PENEMUAN TERBIMBING
Nama :
Friescha Azizatun Nisa
Dosen : Lestariningsih, S.Pd., M.Pd.
STKIP PGRI Sidoarjo
1.
Pengertian
Model Pembelajaran Penemuan
Menurut Wilcox (Slavin, 1977),
dalam pembelajaran dengan penemuan siswa didorong untuk belajar sebagian besar
melalui keterlibatan aktif mereka sendiri dengan konsep-konsep dan
prinsip-prinsip, dan guru mendorong siswa untuk memiliki pengalaman dan
melakukan percobaan yang memungkinkan mereka menemukan prinsip-prinsip untuk
diri mereka sendiri.
Pengertian discovery learning
menurut Jerome Bruner adalah metode belajar yang mendorong siswa untuk
mengajukan pertanyaan dan menarik kesimpulan dari prinsip-prinsip umum praktis
contoh pengalaman. Dan yang menjadi dasar ide J. Bruner ialah pendapat dari
piaget yang menyatakan bahwa anak harus berperan secara aktif didalam belajar
di kelas. Untuk itu Bruner memakai cara dengan apa yang disebutnya discovery
learning, yaitu dimana murid mengorganisasikan bahan yang dipelajari dengan
suatu bentuk akhir.
Menurut Bell (1978) belajar
penemuan adalah belajar yang terjadi sebagai hasil dari siswa memanipulasi,
membuat struktur dan mentransformasikan informasi sedemikian sehingga ie
menemukan informasi baru. Dalam belajar penemuan, siswa dapat membuat perkiraan
(conjucture), merumuskan suatu hipotesis dan menemukan kebenaran dengan
menggunakan prose induktif atau proses dedukatif, melakukan observasi dan
membuat ekstrapolasi.
Pembelajaran penemuan merupakan
salah satu model pembelajaran yang digunakan dalam pendekatan konstruktivis modern.

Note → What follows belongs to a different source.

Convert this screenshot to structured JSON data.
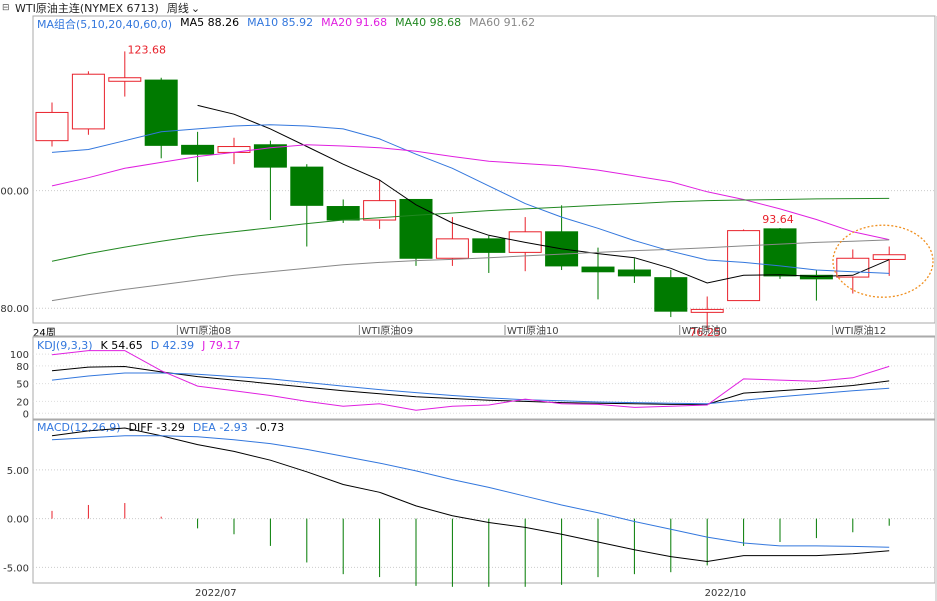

Pada pembelajaran penemuan, siswa didorong untuk terutama belajar sendiri
melalui keterlibatan aktif dengan konsep-konsep dan prinsip-prinsip. Guru
mendorong siswa agar mempunyai pengalaman dan melakukan eksperimen dengan
memungkinkan mereka menemukan prinsip-prinsip atau konsep-konsep bagi diri
mereka sendiri.
Melalui pembelajaran
penemuan, diharapkan siswa terlibat dalam penyelidikan suatu hubungan,
mengumpulkan data, dan menggunakannya untuk menemukan hukum atau prinsip yang
berlaku pada kejadian tersebut. Pembelajaran penemuan disusun dengan asumsi
bahwa observasi yang teliti dan dilakukan dengan hati-hati serta mencari bentuk
atau pola dari temuannya (dengan cara induktif) akan mengarahkan siswa kepada
penemuan hukum-hukum atau prinsip-prinsip.
2.
Tujuan
Model Pembelajaran Penemuan
Bell (1978) mengemukakan beberapa
tujuan spesifik dari pembelajaran dengan penemuan, yakni sebagai berikut:
a.
Dalam
penemuan siswa memiliki kesempatan untuk terlibat secara aktif dalam
pembelajaran. Kenyataan menunjukan bahwa partisipasi siswa dalam pembelajaran
meningkat ketika penemuan digunakan.
b.
Melalui
pembelajaran dengan penemuan, siswa belajar menemukan pola dalam situasi
konkrit maupun abstrak, juga siswa banyak meramalkan ( extrapolate ) informasi
tambahan yang diberikan.
c.
Siswa
juga belajar merumuskan strategi tanya jawab yang tidak rancu dan menggunakan
tanya jawab untuk memperoleh informasi yang bermanfaat dalam menemukan.
3.
Kelebihan
dan Kekurangan Model
Pembelajaran Penemuan
·
Kelebihan
Model Pembelajaran
Penemuan
a)
Siswa
dapat berpartisipasi aktif dalam pembelajaran yang disajikan.
b)
Menumbuhkan
sekaligus menanamkan sikap inquiry (mencari-temukan).
c)
meningkatkan
kemampuan siswa untuk memecahkan masalah ( problem solving ).
d)
Dapat
meningkatkan motivasi siswa.
e)
Menimbulakan
rasa puas bagi siswa. Kepuasan batin ini mendorong ingin melakukan penemuan
lagi sehingga minat belajarnya meningkat.
·
Kekurangan
Model Pembelajaran
Penemuan
a)
Untuk
materi tertentu, waktu yang tersita lebih lama.
b)
Tidak
semua siswa dapat mengikuti pelajaran dengan cara ini. Di lapangan, beberapa
siswa masih terbiasa dan mudah mengerti dengan model ceramah.
c)
Tidak
semua topik cocok disampaikan dengan model ini.
4.
Pembelajaran
Penemuan Terbimbing
Model penemuan terbimbing
menempatkan guru sebagai fasilitator. Guru membimbing siswa dimana ia
diperlukan. Dalam model ini, siswa didorong untuk berpikir sendiri,
menganalisis sendiri sehingga dapat ”menemukan” prinsip umum berdasarkan bahan
atau data yang telah disediakan guru (PPPG, 2004:4)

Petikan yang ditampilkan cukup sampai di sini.